Oh, my young friends and fellow-sinners! beware of presuming to exercise
your poor carnal reason. Oh, be morally tidy. Let your faith be as your
stockings, and your stockings as your faith. Both ever spotless, and
both ready to put on at a moment's notice!
I beg a thousand pardons. I have fallen insensibly into my Sunday-school
style. Most inappropriate in such a record as this. Let me try to be
worldly--let me say that trifles, in this case as in many others, led
to terrible results. Merely premising that the polite stranger was Mr.
Luker, of Lambeth, we will now follow Mr. Godfrey home to his residence
at Kilburn.
He found waiting for him, in the hall, a poorly clad but delicate and
interesting-looking little boy. The boy handed him a letter, merely
mentioning that he had been entrusted with it by an old lady whom he did
not know, and who had given him no instructions to wait for an answer.

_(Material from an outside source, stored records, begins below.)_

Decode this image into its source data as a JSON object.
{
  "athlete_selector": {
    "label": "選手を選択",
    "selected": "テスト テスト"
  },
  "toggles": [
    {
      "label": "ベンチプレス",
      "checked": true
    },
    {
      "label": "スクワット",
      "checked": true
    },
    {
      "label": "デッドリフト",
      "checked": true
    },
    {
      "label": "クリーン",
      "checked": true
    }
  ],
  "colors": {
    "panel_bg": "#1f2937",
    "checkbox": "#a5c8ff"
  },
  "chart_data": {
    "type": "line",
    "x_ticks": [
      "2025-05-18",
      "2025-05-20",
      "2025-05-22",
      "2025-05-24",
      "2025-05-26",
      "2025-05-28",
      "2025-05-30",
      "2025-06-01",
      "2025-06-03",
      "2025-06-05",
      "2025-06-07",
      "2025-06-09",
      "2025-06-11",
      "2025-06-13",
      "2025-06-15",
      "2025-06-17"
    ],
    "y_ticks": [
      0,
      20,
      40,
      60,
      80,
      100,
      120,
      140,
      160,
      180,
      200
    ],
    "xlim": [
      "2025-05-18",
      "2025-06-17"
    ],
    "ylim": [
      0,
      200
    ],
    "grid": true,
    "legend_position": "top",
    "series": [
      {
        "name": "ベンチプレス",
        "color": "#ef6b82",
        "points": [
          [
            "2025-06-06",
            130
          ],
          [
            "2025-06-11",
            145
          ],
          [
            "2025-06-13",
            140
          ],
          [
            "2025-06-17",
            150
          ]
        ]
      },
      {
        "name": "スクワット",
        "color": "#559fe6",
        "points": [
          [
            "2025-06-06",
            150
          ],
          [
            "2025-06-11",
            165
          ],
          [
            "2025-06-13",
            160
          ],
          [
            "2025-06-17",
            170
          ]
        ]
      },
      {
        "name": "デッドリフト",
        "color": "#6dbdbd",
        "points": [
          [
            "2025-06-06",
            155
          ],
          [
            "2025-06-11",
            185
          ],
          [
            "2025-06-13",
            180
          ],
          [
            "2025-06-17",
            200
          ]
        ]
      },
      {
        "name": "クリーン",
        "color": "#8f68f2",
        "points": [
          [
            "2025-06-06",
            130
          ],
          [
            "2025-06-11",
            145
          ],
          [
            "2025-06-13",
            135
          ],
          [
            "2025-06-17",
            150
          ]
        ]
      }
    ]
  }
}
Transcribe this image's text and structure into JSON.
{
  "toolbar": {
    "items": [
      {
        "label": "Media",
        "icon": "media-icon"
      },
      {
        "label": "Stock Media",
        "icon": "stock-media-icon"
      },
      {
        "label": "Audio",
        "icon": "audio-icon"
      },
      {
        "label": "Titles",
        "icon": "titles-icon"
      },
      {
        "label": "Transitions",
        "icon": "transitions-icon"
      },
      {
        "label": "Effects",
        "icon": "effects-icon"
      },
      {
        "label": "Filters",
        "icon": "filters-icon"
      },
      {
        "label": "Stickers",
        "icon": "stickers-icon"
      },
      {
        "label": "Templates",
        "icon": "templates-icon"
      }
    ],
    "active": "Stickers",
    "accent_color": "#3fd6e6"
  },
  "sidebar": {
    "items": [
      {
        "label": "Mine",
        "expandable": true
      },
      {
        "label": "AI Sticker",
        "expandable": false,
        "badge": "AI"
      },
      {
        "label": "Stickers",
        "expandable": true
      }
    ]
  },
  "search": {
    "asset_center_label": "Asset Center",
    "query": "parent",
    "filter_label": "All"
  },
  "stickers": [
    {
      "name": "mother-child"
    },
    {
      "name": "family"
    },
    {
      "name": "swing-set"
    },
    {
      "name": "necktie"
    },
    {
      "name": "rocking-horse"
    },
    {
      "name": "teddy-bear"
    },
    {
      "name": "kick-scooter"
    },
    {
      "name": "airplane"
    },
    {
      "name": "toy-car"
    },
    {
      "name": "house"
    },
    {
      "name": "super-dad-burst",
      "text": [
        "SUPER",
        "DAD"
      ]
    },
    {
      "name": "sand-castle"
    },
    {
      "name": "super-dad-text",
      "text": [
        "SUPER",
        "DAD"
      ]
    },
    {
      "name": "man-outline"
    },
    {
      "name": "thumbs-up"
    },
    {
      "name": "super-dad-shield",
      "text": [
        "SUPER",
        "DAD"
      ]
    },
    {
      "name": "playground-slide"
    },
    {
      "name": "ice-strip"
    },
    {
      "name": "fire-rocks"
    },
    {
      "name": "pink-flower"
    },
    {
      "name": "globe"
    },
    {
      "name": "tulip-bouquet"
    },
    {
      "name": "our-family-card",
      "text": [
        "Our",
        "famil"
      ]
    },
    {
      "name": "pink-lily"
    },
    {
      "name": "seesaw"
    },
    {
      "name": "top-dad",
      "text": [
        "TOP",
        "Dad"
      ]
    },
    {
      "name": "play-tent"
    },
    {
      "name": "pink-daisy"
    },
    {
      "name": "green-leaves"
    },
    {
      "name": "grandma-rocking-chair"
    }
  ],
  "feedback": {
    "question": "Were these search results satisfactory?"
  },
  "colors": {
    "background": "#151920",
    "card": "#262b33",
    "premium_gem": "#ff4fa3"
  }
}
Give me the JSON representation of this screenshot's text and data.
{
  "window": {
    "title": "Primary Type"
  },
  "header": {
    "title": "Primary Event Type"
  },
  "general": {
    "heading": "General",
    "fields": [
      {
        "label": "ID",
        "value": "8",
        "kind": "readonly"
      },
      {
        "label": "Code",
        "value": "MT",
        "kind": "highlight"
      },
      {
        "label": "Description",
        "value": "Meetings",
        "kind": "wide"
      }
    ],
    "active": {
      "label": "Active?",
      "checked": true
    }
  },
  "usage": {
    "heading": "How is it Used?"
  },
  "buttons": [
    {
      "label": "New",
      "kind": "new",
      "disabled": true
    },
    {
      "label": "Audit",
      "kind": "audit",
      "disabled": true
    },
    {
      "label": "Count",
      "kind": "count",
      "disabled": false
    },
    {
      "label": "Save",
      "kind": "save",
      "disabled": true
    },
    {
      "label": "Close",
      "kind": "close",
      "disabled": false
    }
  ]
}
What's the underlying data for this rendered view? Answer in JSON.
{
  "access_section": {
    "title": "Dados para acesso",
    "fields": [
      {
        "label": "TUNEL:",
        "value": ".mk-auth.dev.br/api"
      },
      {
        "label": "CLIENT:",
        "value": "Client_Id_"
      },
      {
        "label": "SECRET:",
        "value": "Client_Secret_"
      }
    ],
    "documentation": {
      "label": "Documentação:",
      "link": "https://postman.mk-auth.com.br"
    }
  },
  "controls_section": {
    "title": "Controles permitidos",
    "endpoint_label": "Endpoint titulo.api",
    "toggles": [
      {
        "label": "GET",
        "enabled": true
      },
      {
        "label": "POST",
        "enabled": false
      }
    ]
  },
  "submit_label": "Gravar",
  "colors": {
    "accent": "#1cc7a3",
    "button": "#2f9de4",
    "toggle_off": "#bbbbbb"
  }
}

Such incidents as these were not uncommon in Mr. Godfrey's large
experience as a promoter of public charities. He let the boy go, and
opened the letter.
The handwriting was entirely unfamiliar to him. It requested his
attendance, within an hour's time, at a house in Northumberland Street,
Strand, which he had never had occasion to enter before. The object
sought was to obtain from the worthy manager certain details on the
subject of the Mothers'-Small-Clothes-Conversion-Society, and the
information was wanted by an elderly lady who proposed adding largely to
the resources of the charity, if her questions were met by satisfactory
replies. She mentioned her name, and she added that the shortness of
her stay in London prevented her from giving any longer notice to the
eminent philanthropist whom she addressed.